New Concept in Software Testing: Introducing the "Bug Video" - anthropocentric
http://blog.getbugcam.com

======
keane
While maybe not a completely new concept, this does have some thoughtful
features.

Like he says, a picture does say a thousand words. Sometimes there are
bugs/behavior that are either difficult to describe or simply much easier to
understand when presented with a video. I once recorded a short bug video for
Airbnb when I saw odd behavior on their homepage in one browser and not in
another, and I used Screenr to do this, which you can see here -
<http://www.screenr.com/IYq>

Using Screenr was simple but does have differences from what he seems to be
proposing, namely ease of use and secure sharing. Screenr was easy enough to
use but I did have to log-in. To have a typical user provide feedback and even
go to the trouble of recording a video, it would make sense to allow anonymous
uploads or simple one-step registration. And with Screenr there doesn't seem
to be a way to have private videos (like YouTube or Vimeo) so I had to publish
it to my profile (at least back in December).

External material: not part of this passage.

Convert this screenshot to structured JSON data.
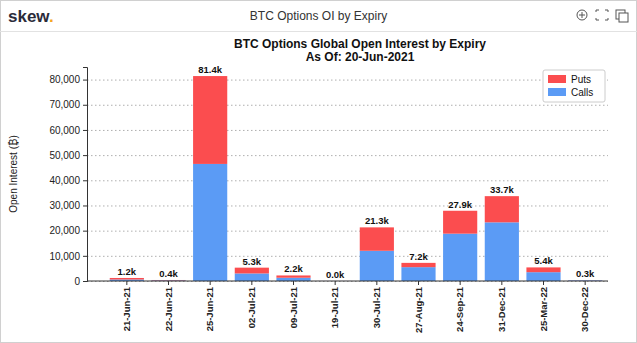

By making it very simple and painless to record and submit a video, and by
making submitted videos private only to devs, a service that packages all of
this for either software development or consumer facing websites could be a
successful endeavor. Best of luck to them!

------
rawsyntax
The article goes on to say that it's not a new concept. What they're
suggesting is basically screencast.com linked in a bug report. Good idea, but
all the necessary parts are already built